Analysis of the pattern of proteins or messengerRNAs (mRNAs) in histological tissue sections is a cornerstone in biomedical research and diagnostics. This typically involves the visualization of a few proteins or expressed genes at a time. We have devised a strategy, which we call “spatial transcriptomics,” that allows visualization and quantitative analysis of the transcriptome with spatial resolution in individual tissue sections. By positioning histological sections on arrayed reverse transcription primers with unique positional barcodes, we demonstrate high-quality RNA-sequencing data with maintained two-dimensional positional information from the mouse brain and human breast cancer. Spatial transcriptomics provides quantitative gene expression data and visualization of the distribution of mRNAs within tissue sections and enables novel types of bioinformatics analyses, valuable in research and diagnostics.
(A) Each array feature contains unique DNA-barcoded probes containing a cleavage site, a T7 amplification and sequencing handle, a spatial barcode, a unique molecular identifier (UMI), and an oligo(dT) VN-capture region, where V is anything but T and where N is any nucleotide. cDNA (red) is generated from captured mRNA by reverse transcription. (B) Visualization of the expression of three genes by spatial transcriptomics (top) and in situ hybridization (bottom). Penk and Kctd12 in situ images are from the Allen Institute. Cutoff normalized counts, Penk, 8; Doc2g, 13; and Kctd12, 19. (C) Distribution of unique genes per feature under the tissue. (D) Number of genes detected for different layers and entire tissue over sequencing depth. (E) Lateral diffusion of transcripts from genes enriched in MCL. The genes are expressed in MCL features but are not separable from the background in features adjacent to the MCL. (F) Spatial expression and in situ hybridization of four genes in (E).
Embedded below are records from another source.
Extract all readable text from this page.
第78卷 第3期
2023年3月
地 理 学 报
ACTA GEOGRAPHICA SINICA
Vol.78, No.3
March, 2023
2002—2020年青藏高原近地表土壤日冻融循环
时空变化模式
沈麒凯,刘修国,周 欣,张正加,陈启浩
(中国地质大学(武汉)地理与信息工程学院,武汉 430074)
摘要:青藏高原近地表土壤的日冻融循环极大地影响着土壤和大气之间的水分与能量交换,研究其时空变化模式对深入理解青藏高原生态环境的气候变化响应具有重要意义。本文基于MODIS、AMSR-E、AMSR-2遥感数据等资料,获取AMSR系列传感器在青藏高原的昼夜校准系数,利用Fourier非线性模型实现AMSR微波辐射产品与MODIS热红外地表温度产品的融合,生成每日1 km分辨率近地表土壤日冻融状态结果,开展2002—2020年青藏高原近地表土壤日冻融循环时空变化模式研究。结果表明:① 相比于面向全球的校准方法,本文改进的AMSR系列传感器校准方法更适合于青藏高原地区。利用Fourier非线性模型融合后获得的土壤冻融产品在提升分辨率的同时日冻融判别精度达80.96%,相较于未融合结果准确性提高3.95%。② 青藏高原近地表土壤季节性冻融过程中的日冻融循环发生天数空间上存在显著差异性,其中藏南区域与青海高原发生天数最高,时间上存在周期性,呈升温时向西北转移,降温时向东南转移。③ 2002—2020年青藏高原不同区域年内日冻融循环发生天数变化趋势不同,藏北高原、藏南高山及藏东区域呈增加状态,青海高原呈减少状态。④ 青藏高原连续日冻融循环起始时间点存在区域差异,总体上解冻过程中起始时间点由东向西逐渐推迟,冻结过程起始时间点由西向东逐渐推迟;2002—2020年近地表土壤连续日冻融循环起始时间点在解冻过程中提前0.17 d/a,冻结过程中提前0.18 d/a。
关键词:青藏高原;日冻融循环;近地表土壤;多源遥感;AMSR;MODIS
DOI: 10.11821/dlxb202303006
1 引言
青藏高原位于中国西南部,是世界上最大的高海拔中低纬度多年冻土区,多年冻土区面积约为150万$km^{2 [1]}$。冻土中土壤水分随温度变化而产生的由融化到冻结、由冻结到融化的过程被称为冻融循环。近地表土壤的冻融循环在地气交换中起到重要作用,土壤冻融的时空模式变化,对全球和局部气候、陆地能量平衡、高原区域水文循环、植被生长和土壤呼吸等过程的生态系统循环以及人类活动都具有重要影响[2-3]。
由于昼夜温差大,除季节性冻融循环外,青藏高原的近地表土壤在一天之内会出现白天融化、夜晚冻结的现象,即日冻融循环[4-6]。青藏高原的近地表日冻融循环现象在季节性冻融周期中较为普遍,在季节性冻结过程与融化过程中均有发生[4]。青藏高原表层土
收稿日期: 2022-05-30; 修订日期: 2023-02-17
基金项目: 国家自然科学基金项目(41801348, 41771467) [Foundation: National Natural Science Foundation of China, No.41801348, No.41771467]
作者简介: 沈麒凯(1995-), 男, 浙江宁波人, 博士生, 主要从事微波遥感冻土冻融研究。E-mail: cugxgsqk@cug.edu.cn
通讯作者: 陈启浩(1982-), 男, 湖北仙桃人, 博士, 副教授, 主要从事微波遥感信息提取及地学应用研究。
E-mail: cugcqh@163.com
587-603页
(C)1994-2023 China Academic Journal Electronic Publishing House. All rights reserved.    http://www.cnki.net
The leftmost feature overlaps the MCL, and the three rightmost features are situated in the GCL. The colored bar depicts the distances from feature center in (E).
“By placing tissue sections on a glass slide on which we have placed DNA strands with built in address labels we have been able to label the RNA molecules formed by active genes,” says Professor Frisén. “When we analyse the presence of RNA molecules in the sample, the address labels show where in the section the molecules were and we can get high-resolution information on where different genes are active.”
The results are also valuable for more precise diagnostics. Current practice is to take a tissue sample, grind it down and analyse the mix of cells, but the risk is that a few cancer cells become so diluted by the signals from all the other cells in the sample and are therefore overlooked.
“With our method, we can pick up the tumour signal as it is not diluted,” he continues. “Because different parts of the tissue sample have their specific address labels we can identify a small number of tumour cells.”
The method can be used on all types of tissue and diseases. It can also provide information about disease heterogeneity in cancer diagnostics, as is demonstrated in the study for breast cancer.
What do you hope your method will lead to?
“It makes it possible to study which genes are active in tissues with greater resolution and precision than ever before, which is valuable to both basic research and diagnostics,” says Professor Frisén.